I am getting water into the trans oil & suspect water pump seal/impellor may be bad. Do you have to split the cases to replace them, and does it require specialized tools? Thanks for your help, John.
I noticed I was a little low on coolant, and I've been finding some slightly grey gear oil in my '00.
I just started racing the bike, and it's been subjected to a lot of hard running in a lot of water, with radiators caked with mud. I'm not sure what to think right now.
I bought it used 12-31-03 and rode it the following weekend for about ten laps around Lakeside track near Austin. I had fallen and hurt myself really bad on lap 3 & rode two other times that day. I was realy hurting on the way back and spent the next 2 months healing. I started taking the bike apart and checking everthing(swing arm, shock & linkage wheels, forks, steering trees/stem, carburator, radiators) and lubed, adjusted, cleaned & reassemble. Un fortunately, the last thing I did was to change the oil. It was a lite green color(like a catus). I was advised to put new oil in and see if it would change. This last weekend, my 1st time to ride since my accident, I took a 4 hour lesson, not really much riding, & on Sunday I cleaned the bike and changed the oil to check it, and it was grayish in color, and smelled like anti-freeze(I used engine ice as coolant). I took a sample of the oilto a local independant shop and he said that is what it looks like. I pulled the right side cover to replace the seal & impeller, like I am told you can do on most bikes, and sure enough you have to split the engine case to replace them, just like the factory manual says. To save money, they said I could bring them the engine and I could pull the head cylinder, piston and they would do the rest for 2-3 hours labor @ 45.00 hr. Better than the local Susuki dealer 380.00, I bought it from. It is hard to believe they would make a engine you have to take all apart just to change out the seal/impeller! I am thinking about getting it fixed and going to another color, maybe a 4 stroke. I am told the oil will change color do to the clutch. Jeff Gilbert, whom I work with, changes his oil about every 2 or 3 days of riding and it looks pretty bad. Hope this helps, John
RM250's from 96-2000 have the internal waterpump that require spitting the cases.
I usually get 2 years of weekend riding out of a seal.
When I tear it down to replace the seal I put a new shaft in it too.

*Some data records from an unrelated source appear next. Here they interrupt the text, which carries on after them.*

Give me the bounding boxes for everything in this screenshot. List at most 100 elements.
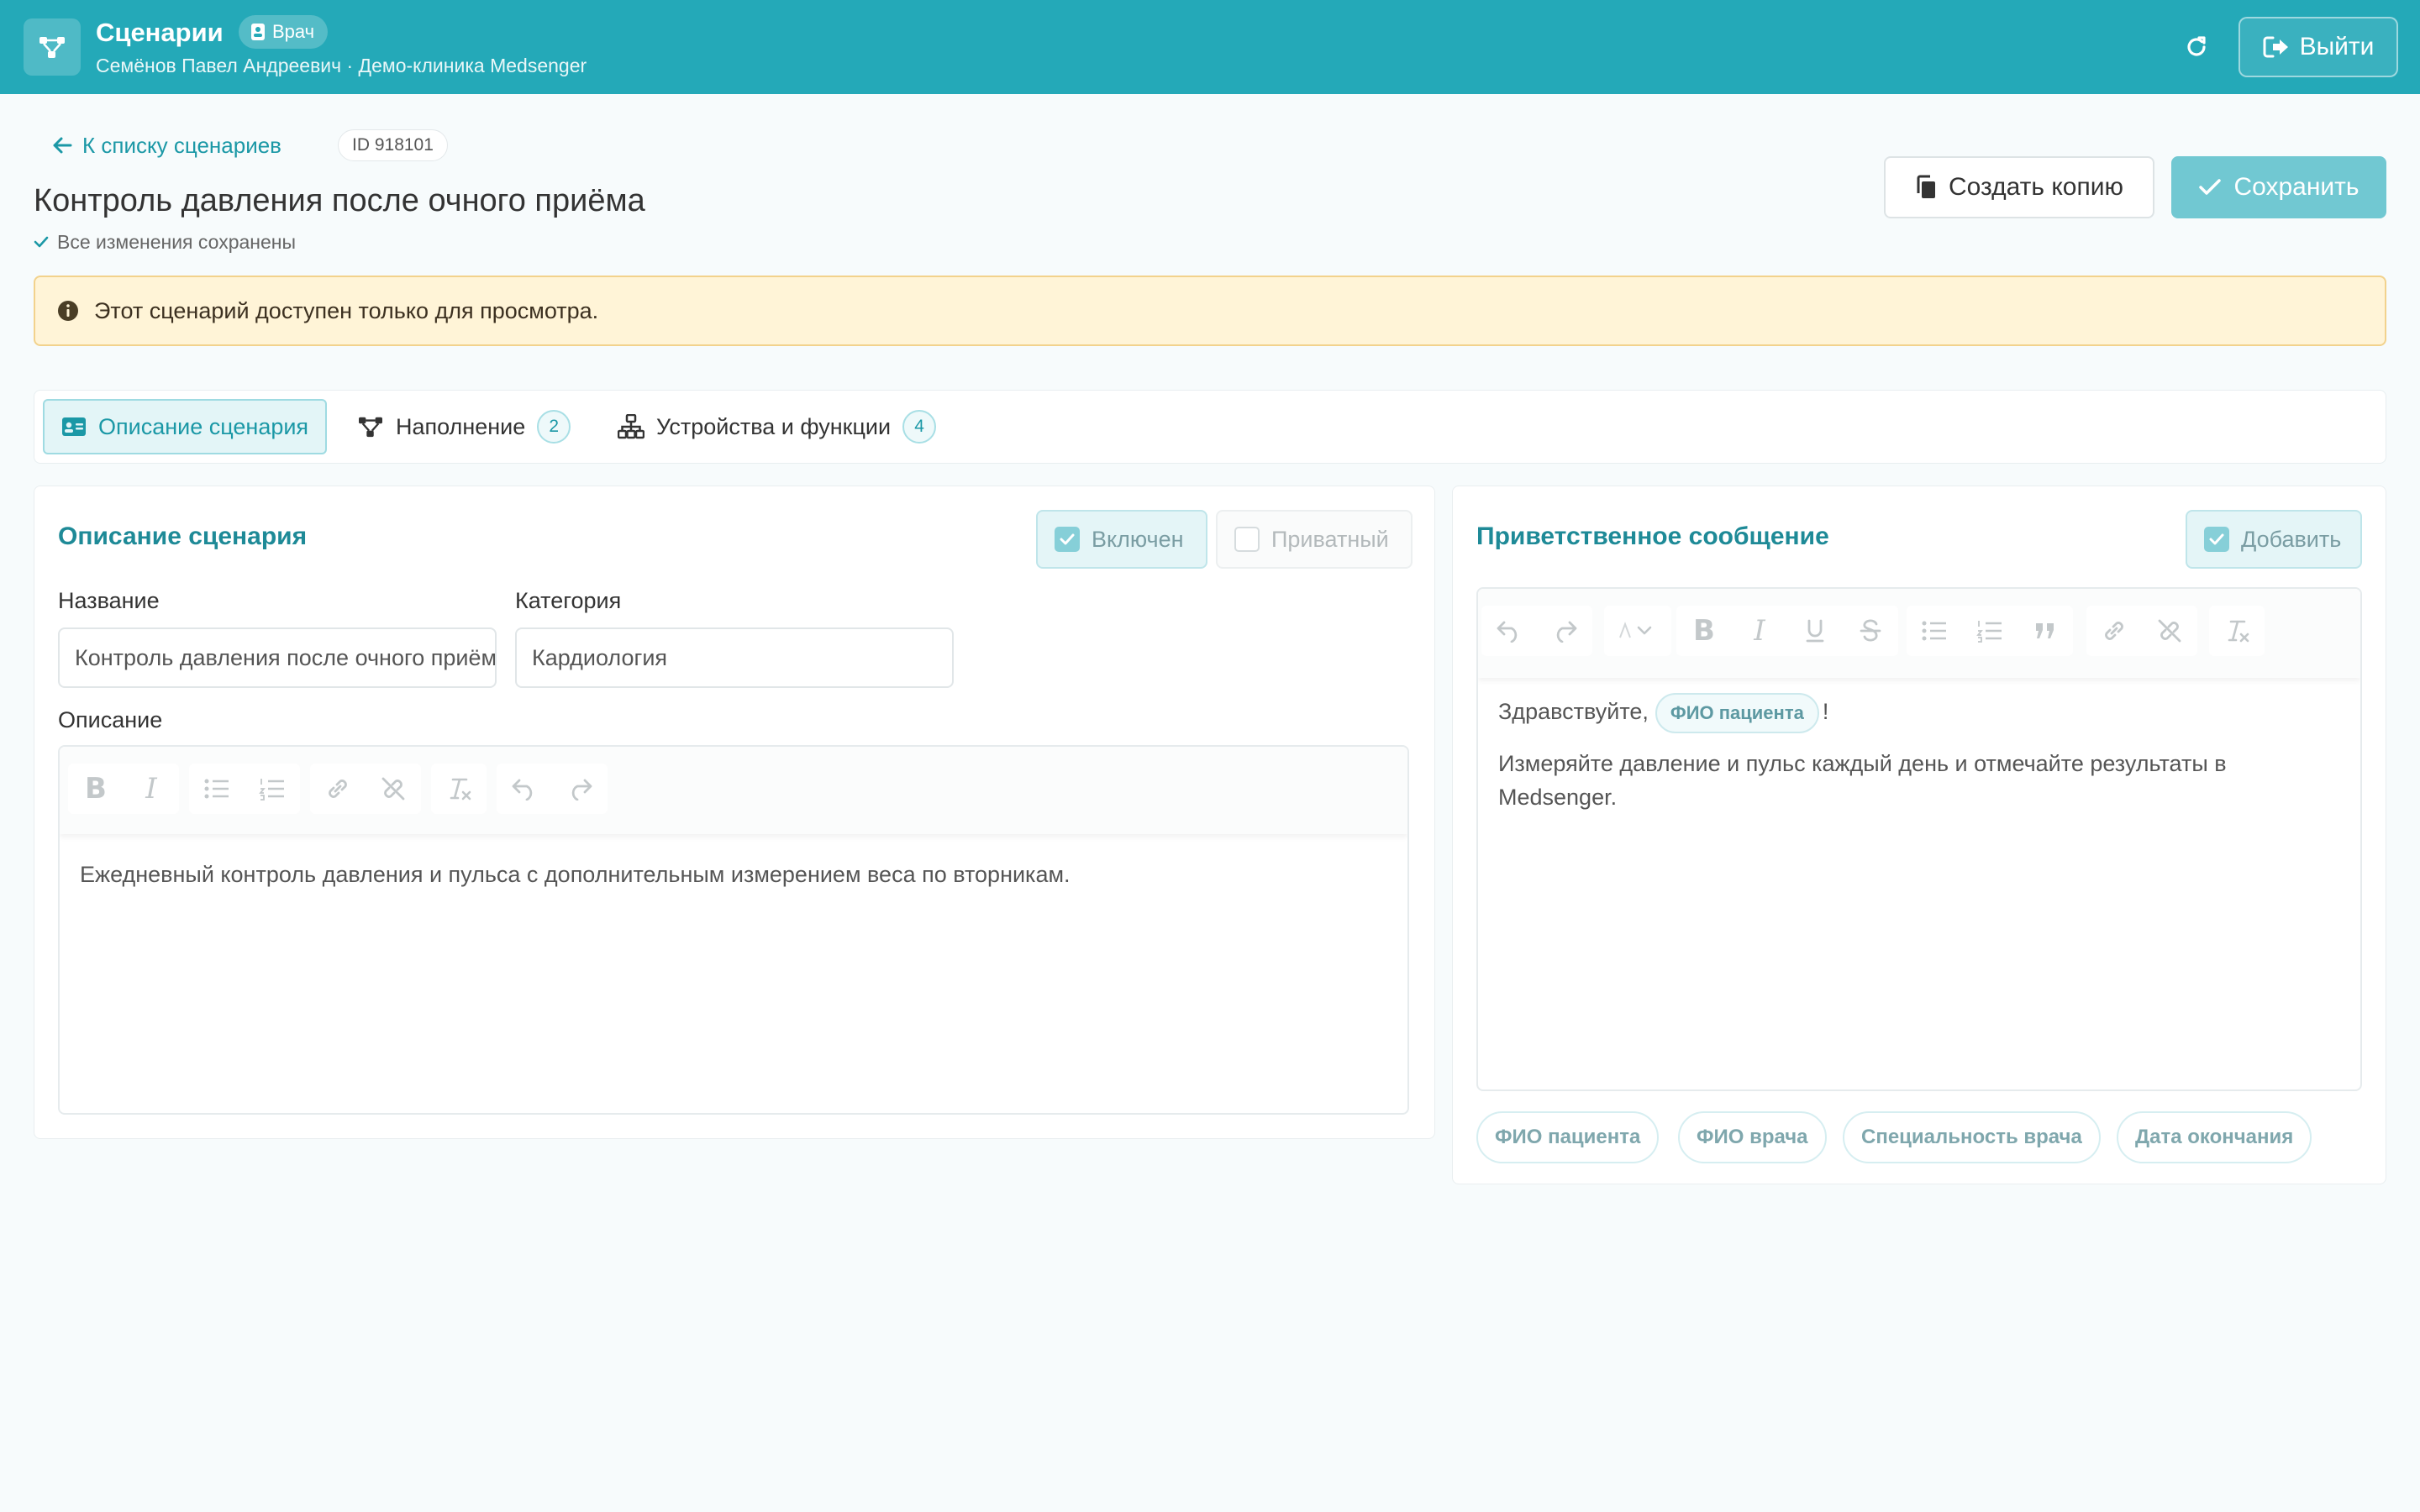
- bullet-list-icon: [1922, 621, 1946, 641]
- tab-devices[interactable]: Устройства и функции 4: [618, 399, 937, 454]
- check-icon: [2199, 179, 2222, 195]
- redo-icon: [571, 779, 592, 801]
- check-icon: [2209, 533, 2224, 545]
- tab-label: Описание сценария: [98, 413, 309, 439]
- undo-icon: [1497, 621, 1518, 643]
- strikethrough-icon: [1860, 619, 1881, 642]
- tab-content[interactable]: Наполнение 2: [357, 399, 571, 454]
- unlink-button[interactable]: [2142, 606, 2197, 656]
- bold-button[interactable]: B: [68, 764, 124, 814]
- bullet-list-icon: [204, 779, 229, 799]
- description-editor[interactable]: B I Ежедневный контроль давления и пульс…: [58, 745, 1409, 1115]
- patient-name-variable: ФИО пациента: [1655, 693, 1819, 733]
- role-badge-label: Врач: [272, 21, 315, 42]
- description-label: Описание: [58, 707, 163, 732]
- undo-icon: [512, 779, 533, 801]
- italic-icon: I: [1754, 614, 1765, 648]
- tab-count-badge: 4: [902, 410, 937, 444]
- redo-button[interactable]: [552, 764, 608, 814]
- format-group: B I: [68, 764, 179, 814]
- link-group: [310, 764, 421, 814]
- check-icon: [1060, 533, 1075, 545]
- logout-icon: [2263, 36, 2288, 58]
- scenario-id-badge: ID 918101: [338, 129, 448, 161]
- history-group: [497, 764, 608, 814]
- tab-label: Наполнение: [396, 413, 526, 439]
- font-size-icon: [1619, 622, 1652, 638]
- greeting-card-title: Приветственное сообщение: [1476, 522, 1829, 550]
- copy-icon: [1917, 175, 1935, 198]
- private-label: Приватный: [1271, 526, 1389, 552]
- bullet-list-button[interactable]: [189, 764, 245, 814]
- clear-format-icon: [2228, 620, 2249, 643]
- unlink-icon: [381, 777, 405, 801]
- numbered-list-button[interactable]: [1962, 606, 2018, 656]
- undo-button[interactable]: [497, 764, 552, 814]
- flow-icon: [359, 417, 382, 438]
- italic-icon: I: [145, 772, 157, 806]
- save-label: Сохранить: [2233, 173, 2360, 201]
- clear-format-icon: [450, 778, 471, 801]
- undo-button[interactable]: [1481, 606, 1537, 656]
- app-logo[interactable]: [24, 18, 81, 76]
- variable-chip-patient-name[interactable]: ФИО пациента: [1476, 1111, 1660, 1163]
- logout-label: Выйти: [2299, 33, 2375, 60]
- unlink-icon: [2158, 619, 2181, 643]
- editor-toolbar: B I: [60, 747, 1407, 834]
- refresh-button[interactable]: [2175, 27, 2218, 67]
- add-label: Добавить: [2241, 526, 2342, 552]
- redo-icon: [1556, 621, 1577, 643]
- greeting-card: Приветственное сообщение Добавить B I Зд…: [1452, 486, 2386, 1184]
- name-input[interactable]: Контроль давления после очного приёма: [58, 627, 497, 688]
- editor-toolbar: B I: [1478, 589, 2360, 678]
- category-label: Категория: [515, 588, 622, 613]
- redo-button[interactable]: [1537, 606, 1592, 656]
- clear-format-button[interactable]: [431, 764, 487, 814]
- variable-chip-end-date[interactable]: Дата окончания: [2117, 1111, 2312, 1163]
- italic-button[interactable]: I: [1732, 606, 1787, 656]
- quote-button[interactable]: [2018, 606, 2073, 656]
- variable-chip-doctor-name[interactable]: ФИО врача: [1678, 1111, 1827, 1163]
- tab-label: Устройства и функции: [656, 413, 892, 439]
- page-title: Контроль давления после очного приёма: [34, 183, 645, 218]
- category-input[interactable]: Кардиология: [515, 627, 954, 688]
- back-to-list-link[interactable]: К списку сценариев: [52, 131, 281, 160]
- greeting-editor[interactable]: B I Здравствуйте, ФИО пациента ! Измеряй…: [1476, 587, 2362, 1091]
- save-button[interactable]: Сохранить: [2171, 156, 2386, 218]
- tab-description[interactable]: Описание сценария: [43, 399, 328, 454]
- checkbox-unchecked: [1234, 527, 1260, 552]
- font-size-dropdown[interactable]: [1604, 606, 1671, 656]
- bullet-list-button[interactable]: [1907, 606, 1962, 656]
- variable-chip-doctor-specialty[interactable]: Специальность врача: [1843, 1111, 2101, 1163]
- read-only-alert: Этот сценарий доступен только для просмо…: [34, 276, 2386, 346]
- description-card-title: Описание сценария: [58, 522, 308, 550]
- link-button[interactable]: [310, 764, 366, 814]
- logout-button[interactable]: Выйти: [2238, 17, 2398, 77]
- format-group: B I: [1676, 606, 1898, 656]
- history-group: [1481, 606, 1592, 656]
- italic-button[interactable]: I: [124, 764, 179, 814]
- strikethrough-button[interactable]: [1843, 606, 1898, 656]
- top-bar: Сценарии Врач Семёнов Павел Андреевич · …: [0, 0, 2420, 94]
- underline-button[interactable]: [1787, 606, 1843, 656]
- clear-format-button[interactable]: [2209, 606, 2265, 656]
- private-toggle[interactable]: Приватный: [1216, 510, 1413, 569]
- saved-status: Все изменения сохранены: [34, 230, 296, 254]
- link-button[interactable]: [2086, 606, 2142, 656]
- underline-icon: [1806, 619, 1824, 643]
- clear-group: [431, 764, 487, 814]
- unlink-button[interactable]: [366, 764, 421, 814]
- network-icon: [618, 414, 644, 439]
- alert-text: Этот сценарий доступен только для просмо…: [94, 297, 599, 323]
- bold-button[interactable]: B: [1676, 606, 1732, 656]
- greeting-body-text: Измеряйте давление и пульс каждый день и…: [1498, 751, 2227, 810]
- back-link-label: К списку сценариев: [82, 133, 281, 158]
- create-copy-button[interactable]: Создать копию: [1884, 156, 2154, 218]
- link-icon: [329, 780, 347, 798]
- numbered-list-button[interactable]: [245, 764, 300, 814]
- id-card-icon: [62, 417, 86, 436]
- enabled-toggle[interactable]: Включен: [1036, 510, 1207, 569]
- badge-icon: [251, 24, 265, 40]
- user-info: Семёнов Павел Андреевич · Демо-клиника M…: [96, 55, 587, 76]
- add-greeting-toggle[interactable]: Добавить: [2186, 510, 2362, 569]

Who wants a worn shaft to make your seal wear out faster and than have go back though that fiasco any more often than is necessary???
Yes I do all the work to my bikes myself. (Ok well except for shock and crank rebuilds)
You do need a few special tools.
flywheel puller
clutch lockup tool (made mine from a few old plates)
topend lock up tool (or a length of rope)
I lockup the topend so I can break all the lower end fasteners loose.(clutch nut , flywheel nut , primary drive gear bolt)
Then take the topend off
Actually splitting the cases themselves is the tricky part
If you arent careful you can do some really expensive damage.
I wouldn't recommend trying this yourself for the first time.
Know anyone thats done it before that could help you out?
Pehaps if you got it this far the labor cost from the local shop could be cut down considerably.